Electron cryomicroscopy reveals different F1+F2 protein States in intact parainfluenza virions

Abstract

Electron cryomicrographs of intact parainfluenza virus 5 (PIV5) virions revealed two different surface structures, namely, a continuous layer and distinct individual spikes. The structure of these spikes reconstructed from intact virions was compared with known F ectodomain structures and was found to be different from the prefusion PIV5 F0 structure but, surprisingly, very similar to the human PIV3 F postfusion structure. Hence, we conclude that the individual F1+F2 spikes in intact PIV5 virions also correspond to the postfusion state. Since the observed fusion activity of PIV5 virions has to be associated with prefusion F1+F2 proteins, they have necessarily to be localized in the continuous surface structure.
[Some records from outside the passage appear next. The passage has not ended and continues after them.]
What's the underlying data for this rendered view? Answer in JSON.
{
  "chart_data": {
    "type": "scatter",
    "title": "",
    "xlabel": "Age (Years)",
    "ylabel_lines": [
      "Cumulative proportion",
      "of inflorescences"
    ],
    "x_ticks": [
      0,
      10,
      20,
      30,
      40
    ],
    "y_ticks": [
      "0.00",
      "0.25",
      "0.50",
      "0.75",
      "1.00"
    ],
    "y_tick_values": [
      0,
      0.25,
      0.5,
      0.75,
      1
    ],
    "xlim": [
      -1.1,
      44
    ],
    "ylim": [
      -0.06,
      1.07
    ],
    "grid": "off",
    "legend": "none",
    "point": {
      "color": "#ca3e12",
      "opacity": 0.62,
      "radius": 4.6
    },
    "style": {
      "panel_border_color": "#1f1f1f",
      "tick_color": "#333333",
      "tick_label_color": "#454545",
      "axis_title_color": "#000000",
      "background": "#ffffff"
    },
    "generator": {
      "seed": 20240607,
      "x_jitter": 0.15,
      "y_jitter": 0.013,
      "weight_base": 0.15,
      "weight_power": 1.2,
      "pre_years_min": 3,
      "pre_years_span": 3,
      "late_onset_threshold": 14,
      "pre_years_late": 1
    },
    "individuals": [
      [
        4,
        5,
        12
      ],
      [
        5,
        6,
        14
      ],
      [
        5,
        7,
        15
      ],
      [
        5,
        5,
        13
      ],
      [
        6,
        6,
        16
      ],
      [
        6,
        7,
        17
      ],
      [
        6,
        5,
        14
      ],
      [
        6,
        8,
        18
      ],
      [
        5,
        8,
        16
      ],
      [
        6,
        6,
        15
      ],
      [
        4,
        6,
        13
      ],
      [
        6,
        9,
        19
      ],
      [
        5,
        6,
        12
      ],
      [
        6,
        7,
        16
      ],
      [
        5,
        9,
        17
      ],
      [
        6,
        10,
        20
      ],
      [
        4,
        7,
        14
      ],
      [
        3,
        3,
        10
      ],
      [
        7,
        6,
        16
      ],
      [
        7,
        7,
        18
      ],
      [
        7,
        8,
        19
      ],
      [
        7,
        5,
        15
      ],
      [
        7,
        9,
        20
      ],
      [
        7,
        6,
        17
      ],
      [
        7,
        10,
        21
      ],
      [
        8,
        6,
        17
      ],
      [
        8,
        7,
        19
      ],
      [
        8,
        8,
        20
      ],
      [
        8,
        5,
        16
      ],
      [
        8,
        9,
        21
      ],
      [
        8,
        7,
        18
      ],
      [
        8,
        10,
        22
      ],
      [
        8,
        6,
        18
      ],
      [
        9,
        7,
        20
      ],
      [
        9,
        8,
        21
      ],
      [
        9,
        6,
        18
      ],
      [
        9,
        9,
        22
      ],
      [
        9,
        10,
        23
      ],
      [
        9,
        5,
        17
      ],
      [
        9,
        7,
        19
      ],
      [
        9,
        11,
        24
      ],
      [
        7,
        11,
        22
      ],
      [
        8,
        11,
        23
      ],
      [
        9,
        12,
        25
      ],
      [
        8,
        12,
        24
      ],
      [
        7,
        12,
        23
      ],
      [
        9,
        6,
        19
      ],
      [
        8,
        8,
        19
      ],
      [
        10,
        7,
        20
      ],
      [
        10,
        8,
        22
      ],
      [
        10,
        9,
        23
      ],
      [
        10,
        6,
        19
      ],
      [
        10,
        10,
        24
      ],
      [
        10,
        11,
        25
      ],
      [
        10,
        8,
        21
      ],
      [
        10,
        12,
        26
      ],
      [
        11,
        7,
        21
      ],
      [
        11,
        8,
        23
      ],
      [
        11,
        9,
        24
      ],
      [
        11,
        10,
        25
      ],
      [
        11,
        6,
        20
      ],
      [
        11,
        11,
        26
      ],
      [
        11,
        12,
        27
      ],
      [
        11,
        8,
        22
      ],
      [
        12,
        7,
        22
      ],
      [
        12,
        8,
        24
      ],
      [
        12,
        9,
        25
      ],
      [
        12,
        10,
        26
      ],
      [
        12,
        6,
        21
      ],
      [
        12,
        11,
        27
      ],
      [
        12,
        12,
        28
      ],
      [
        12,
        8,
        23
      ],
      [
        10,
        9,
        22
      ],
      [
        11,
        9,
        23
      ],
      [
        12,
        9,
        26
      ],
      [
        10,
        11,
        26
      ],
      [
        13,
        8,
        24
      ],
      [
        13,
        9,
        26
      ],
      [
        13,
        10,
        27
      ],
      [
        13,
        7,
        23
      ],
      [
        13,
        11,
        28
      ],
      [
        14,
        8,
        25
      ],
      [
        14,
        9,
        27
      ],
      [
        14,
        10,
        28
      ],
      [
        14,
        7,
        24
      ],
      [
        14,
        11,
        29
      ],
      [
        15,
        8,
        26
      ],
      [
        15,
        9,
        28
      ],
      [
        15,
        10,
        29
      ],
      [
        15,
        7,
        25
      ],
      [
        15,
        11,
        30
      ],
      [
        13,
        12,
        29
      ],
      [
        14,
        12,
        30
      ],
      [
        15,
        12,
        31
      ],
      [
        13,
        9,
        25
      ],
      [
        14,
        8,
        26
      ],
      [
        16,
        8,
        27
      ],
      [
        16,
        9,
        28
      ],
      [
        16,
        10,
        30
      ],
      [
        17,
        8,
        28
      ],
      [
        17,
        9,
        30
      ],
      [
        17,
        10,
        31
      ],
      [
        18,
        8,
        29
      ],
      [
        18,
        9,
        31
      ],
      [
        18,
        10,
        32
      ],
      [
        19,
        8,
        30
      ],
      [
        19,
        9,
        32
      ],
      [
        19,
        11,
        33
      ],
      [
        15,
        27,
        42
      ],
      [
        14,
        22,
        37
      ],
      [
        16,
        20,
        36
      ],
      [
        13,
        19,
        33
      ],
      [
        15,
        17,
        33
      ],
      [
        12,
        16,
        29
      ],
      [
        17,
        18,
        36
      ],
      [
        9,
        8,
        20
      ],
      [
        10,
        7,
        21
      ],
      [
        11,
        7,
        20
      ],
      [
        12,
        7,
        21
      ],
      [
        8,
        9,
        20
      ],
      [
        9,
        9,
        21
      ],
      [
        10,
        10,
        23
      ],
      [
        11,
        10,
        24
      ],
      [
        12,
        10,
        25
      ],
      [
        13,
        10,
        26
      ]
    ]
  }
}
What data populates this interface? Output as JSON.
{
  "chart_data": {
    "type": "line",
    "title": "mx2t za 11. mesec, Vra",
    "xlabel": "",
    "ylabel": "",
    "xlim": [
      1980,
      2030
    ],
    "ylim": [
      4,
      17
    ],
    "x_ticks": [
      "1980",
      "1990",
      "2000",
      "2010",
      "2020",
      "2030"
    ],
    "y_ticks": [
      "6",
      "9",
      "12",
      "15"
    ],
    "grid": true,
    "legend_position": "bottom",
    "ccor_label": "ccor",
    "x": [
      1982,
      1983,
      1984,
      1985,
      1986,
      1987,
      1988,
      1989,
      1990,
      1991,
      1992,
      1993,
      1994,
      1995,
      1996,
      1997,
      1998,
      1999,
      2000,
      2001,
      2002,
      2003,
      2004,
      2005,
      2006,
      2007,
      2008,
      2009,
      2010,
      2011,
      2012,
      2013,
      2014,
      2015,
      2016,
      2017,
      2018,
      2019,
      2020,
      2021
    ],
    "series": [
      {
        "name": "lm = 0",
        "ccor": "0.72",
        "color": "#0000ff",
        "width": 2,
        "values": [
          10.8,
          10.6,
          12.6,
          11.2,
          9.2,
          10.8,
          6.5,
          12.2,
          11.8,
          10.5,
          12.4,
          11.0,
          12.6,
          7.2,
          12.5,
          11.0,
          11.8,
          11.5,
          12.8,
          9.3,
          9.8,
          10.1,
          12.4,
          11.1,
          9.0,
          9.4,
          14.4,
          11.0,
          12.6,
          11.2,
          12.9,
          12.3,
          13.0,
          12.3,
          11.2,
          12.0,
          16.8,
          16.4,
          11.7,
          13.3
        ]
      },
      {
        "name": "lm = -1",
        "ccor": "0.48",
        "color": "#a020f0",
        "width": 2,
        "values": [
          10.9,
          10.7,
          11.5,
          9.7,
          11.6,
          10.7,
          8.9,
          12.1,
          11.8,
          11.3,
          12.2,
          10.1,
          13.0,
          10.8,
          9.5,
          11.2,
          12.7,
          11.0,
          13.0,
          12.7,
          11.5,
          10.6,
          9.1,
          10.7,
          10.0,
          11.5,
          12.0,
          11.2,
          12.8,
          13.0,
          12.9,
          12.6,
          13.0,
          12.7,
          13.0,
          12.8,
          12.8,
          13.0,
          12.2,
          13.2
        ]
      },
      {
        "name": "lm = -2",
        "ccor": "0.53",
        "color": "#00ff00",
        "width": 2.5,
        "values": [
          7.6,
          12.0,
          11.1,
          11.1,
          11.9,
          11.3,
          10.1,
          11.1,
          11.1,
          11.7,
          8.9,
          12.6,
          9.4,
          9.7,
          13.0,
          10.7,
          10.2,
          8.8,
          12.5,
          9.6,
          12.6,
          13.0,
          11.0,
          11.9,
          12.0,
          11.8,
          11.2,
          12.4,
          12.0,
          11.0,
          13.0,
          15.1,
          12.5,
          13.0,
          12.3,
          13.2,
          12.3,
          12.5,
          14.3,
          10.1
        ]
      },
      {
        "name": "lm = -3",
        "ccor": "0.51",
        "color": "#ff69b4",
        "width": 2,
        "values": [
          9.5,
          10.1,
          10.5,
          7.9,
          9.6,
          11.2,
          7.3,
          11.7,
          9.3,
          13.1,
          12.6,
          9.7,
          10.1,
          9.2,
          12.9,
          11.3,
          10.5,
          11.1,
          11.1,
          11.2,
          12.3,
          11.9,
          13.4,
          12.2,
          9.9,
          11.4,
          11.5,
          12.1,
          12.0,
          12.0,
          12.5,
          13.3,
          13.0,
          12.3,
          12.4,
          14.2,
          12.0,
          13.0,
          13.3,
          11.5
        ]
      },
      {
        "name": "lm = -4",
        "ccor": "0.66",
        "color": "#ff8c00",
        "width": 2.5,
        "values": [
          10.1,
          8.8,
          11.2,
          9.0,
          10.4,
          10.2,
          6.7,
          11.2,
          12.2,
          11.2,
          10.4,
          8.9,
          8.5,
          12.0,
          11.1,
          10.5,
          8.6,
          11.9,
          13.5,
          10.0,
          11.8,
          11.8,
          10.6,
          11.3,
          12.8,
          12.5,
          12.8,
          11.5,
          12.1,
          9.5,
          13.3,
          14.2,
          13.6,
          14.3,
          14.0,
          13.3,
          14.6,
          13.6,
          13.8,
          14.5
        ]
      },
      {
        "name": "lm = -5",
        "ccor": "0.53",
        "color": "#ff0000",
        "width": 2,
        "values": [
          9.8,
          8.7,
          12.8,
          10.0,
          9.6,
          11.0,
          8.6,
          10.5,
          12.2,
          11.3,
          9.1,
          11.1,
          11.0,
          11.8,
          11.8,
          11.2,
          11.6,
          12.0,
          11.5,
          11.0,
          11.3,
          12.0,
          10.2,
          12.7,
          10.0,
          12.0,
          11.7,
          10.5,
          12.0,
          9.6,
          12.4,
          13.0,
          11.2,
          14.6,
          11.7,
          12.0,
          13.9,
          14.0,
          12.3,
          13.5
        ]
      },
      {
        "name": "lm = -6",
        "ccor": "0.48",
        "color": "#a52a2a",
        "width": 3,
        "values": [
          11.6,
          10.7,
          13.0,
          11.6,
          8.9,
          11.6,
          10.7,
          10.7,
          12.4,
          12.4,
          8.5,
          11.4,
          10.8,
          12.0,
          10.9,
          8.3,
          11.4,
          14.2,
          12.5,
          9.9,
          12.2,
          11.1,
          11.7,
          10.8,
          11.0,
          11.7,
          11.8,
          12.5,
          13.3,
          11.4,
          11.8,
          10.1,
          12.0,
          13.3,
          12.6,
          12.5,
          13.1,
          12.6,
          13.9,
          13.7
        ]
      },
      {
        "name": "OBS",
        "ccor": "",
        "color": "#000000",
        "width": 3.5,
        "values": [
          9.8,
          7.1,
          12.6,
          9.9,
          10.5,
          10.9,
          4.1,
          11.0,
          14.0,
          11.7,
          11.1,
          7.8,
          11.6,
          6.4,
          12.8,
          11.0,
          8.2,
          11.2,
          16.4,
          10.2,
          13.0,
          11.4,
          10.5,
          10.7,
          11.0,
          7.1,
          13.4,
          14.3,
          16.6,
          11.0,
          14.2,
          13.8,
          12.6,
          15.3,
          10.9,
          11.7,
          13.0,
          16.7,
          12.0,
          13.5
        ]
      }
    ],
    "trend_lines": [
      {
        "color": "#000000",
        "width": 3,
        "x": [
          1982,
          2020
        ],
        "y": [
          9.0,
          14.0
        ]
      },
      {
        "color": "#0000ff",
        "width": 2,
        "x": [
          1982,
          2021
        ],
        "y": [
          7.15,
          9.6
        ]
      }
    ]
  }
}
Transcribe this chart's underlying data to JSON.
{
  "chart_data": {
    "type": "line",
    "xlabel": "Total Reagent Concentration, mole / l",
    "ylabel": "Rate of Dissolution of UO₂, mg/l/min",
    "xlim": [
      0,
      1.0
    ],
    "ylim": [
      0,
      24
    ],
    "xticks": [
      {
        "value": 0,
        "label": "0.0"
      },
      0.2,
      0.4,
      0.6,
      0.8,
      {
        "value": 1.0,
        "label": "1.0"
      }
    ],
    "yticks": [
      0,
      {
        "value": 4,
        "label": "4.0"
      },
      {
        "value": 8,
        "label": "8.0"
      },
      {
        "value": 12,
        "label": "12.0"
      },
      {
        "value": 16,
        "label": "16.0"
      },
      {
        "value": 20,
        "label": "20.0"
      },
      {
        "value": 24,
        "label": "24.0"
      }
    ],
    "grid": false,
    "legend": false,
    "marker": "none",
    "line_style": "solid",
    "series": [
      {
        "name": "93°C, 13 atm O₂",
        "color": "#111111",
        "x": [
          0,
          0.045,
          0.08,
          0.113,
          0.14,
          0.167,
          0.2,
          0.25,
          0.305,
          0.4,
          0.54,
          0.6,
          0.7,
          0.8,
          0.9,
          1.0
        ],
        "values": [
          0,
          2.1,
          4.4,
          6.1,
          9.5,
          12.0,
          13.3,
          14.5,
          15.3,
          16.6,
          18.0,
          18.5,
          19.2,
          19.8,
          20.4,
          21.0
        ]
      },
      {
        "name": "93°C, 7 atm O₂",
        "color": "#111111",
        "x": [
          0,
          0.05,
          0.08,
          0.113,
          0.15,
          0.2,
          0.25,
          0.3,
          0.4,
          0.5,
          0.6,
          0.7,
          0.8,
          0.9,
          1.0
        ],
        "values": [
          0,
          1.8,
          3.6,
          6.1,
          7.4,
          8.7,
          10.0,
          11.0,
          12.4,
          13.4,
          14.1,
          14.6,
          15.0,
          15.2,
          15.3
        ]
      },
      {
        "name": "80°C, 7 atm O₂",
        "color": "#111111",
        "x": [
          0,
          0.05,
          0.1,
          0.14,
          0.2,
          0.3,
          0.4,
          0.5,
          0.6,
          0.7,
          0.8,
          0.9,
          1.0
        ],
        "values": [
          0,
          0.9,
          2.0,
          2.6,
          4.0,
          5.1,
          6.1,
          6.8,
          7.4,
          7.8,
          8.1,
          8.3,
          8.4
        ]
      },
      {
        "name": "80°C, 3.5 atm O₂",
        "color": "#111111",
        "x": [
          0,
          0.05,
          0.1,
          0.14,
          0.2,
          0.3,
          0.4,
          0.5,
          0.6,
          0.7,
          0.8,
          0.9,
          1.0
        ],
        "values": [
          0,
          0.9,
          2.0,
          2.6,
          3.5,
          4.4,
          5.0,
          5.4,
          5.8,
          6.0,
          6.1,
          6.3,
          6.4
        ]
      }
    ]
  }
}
The data therefore strongly suggest that the prefusion state of the F1+F2 protein requires stabilization, most probably by the association with hemagglutinin-neuraminidase. The conversion of F1+F2 proteins from the prefusion toward the postfusion state while embedded in the virus membrane is topologically difficult to comprehend on the basis of established models and demands reconsideration of our current understanding.

FIG. 1.

Fusion kinetics of intact PIV5 and Sendai virus (SV) with human erythrocyte ghosts at 37°C and pH 7.4. R18-labeled PIV5 was bound to ghosts for 30 min at 4°C. Subsequently, fusion was initiated (0 min) by transfer of virosome cell complexes to prewarmed buffer (37°C). Fusion is measured by the release of self-quenching of R18 caused by redistribution of the fluorescent lipid analogue to the ghost plasma membrane. Fluorescence dequenching (FDQ) was normalized to the fluorescence intensity obtained after the addition of 0.5% Triton X-100 at the end of the kinetics (infinite dilution of the analogue).

FIG. 2.

Electron micrographs of a cryo-negative stain preparation of native PIV5 virions (strain W3A). Intact fusion-active virions were embedded in a matrix of vitreous ice in the presence of 1% (wt/vol) phosphotungstic acid. The surface structure of the envelopes is heterogeneous: either a continuous layer with no identifiable ultrastructure (A and B, arrow 1) or distinct individual spikes (B, arrow 2, and C) are detectable. Bar, 500 Å.

FIG. 3.

Surface presentation of the 3D reconstruction of the ectodomain of the PIV5 F protein, determined from cryo-negative stain electron micrographs at a resolution of ∼15 Å. (A) Top view. (C) Side view. The viral membrane (not shown) is located at the lower end of the stalk region. (B) Top view of a horizontal section (the localization of the cross section is indicated by the horizontal red line in panel C). (D) Axial cutaway view (45°) of panel C to reveal the axial channel and the three radial channels merging into the central cavity. The imaginary cutting planes are drawn in fine black lines (compare to the red contours in panel C).

FIG. 4.

Comparison of X-ray and electron cryomicroscopy structures of paramyxovirus F proteins. (A and B) hPIV3 “postfusion” X-ray structure (Protein Data Bank entry 1ZTM), Gaussian filtered at 15-Å resolution (surface presentation is shown in purple). (C) PIV5 in situ structure at 15-Å resolution, reconstructed from electron cryomicroscopy data. (D and E) PIV5 “prefusion” X-ray structure (Protein Data Bank entry 2B9B), Gaussian filtered at 15-Å resolution (blue).